Mongoexport get property of nested objects in CSV output

finoutlook picture finoutlook · Jan 31, 2014 · Viewed 8.4k times · Source

I'm trying to get a CSV from mongo-db by using mongoexport.

My data is in this format:

{
    "_id": "99",
    "page_id": NumberLong(1122334455),
    "data": {
        "0": {
            "item_id": NumberLong(123456789),
            "item_name": "item1"

        },
        "1": {
            "item_id": NumberLong(987654321),
            "item_name": "item2"
        },
     },
    "last_updated_utc": ISODate("2013-12-19T13:17:43.994Z")

}

To do this I'm using the following command:

mongoexport -f _id,page_id,last_updated_utc --query {page_id:1122334455} -d mydatabase -c mycollection --csv

This gives the output:

"99",1122334455,2013-12-19T13:17:43.994Z
exported 1 record

The problem is that I need the item_name from the data elements in the output. These are a dynamic array which could contain no items or many items.

If I add data to the fields (-f) parameter, then it will just output this as a JSON string into the CSV, for each object, which doesn't help with using the data in future.

What I'm aiming to get is something like:

"99",1122334455,2013-12-19T13:17:43.994Z,item1
"99",1122334455,2013-12-19T13:17:43.994Z,item2

Almost denormalised, or like an outer-join in SQL. So that its just the data item IDs.

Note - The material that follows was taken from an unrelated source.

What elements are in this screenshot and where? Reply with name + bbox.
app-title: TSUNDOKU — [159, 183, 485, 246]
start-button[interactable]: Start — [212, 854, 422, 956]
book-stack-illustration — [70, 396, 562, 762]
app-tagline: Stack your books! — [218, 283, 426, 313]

Is this possible? How can I get the item_id into the CSV output?

Answer

Neil Lunn picture Neil Lunn · Feb 1, 2014

Mongoexport is a utility to allow exporting of your data to JSON by default or optionally CSV. Any subdocument information will be, as you have noticed output as JSON as it is the only valid representation of any data that is not a top level field. Thus it is designed for the basic use cases.

For anything else you will need to program your own solution, reading the data and transforming to CSV output.

If at all possible, can you rethink the structure of the data in the first place.The structure under data as keyed sub-documents doesn't make any sense. If it were an array, you could at least get half the job done using the Aggregation Framework.

{
    "_id": "99",
    "page_id": NumberLong(1122334455),
    "data": [
    {
            "item_id": NumberLong(123456789),
            "item_name": "item1"

        },
        {
            "item_id": NumberLong(987654321),
            "item_name": "item2"
        },
     ],
    "last_updated_utc": ISODate("2013-12-19T13:17:43.994Z")

}

This can be transformed with aggregation as:

db.sample.aggregate([
    {$unwind: "$data"},
    {$project: { 
       page_id: 1,
       item_name: "$data.item_name",
       last_updated_utc: 1
     }}
])

which yields

[
     {
         "_id" : "99",
         "page_id" : NumberLong(1122334455),
         "last_updated_utc" : ISODate("2013-12-19T13:17:43.994Z"),
         "item_name" : "item1"
     },
     {
         "_id" : "99",
         "page_id" : NumberLong(1122334455),
         "last_updated_utc" : ISODate("2013-12-19T13:17:43.994Z"),
         "item_name" : "item2"
     }
 ],

Which is very much the denormalized form and gives us more hope of converting to CSV.

The problem with the structure here is since each sub-document in data is keyed and data itself is not an array, you are forced to programatically traverse each element. This also limits the utility of query functions that can be performed as each sub-document needs to be explicitly named.

So there is no tool, and your data is not making things easier. Change it if you can.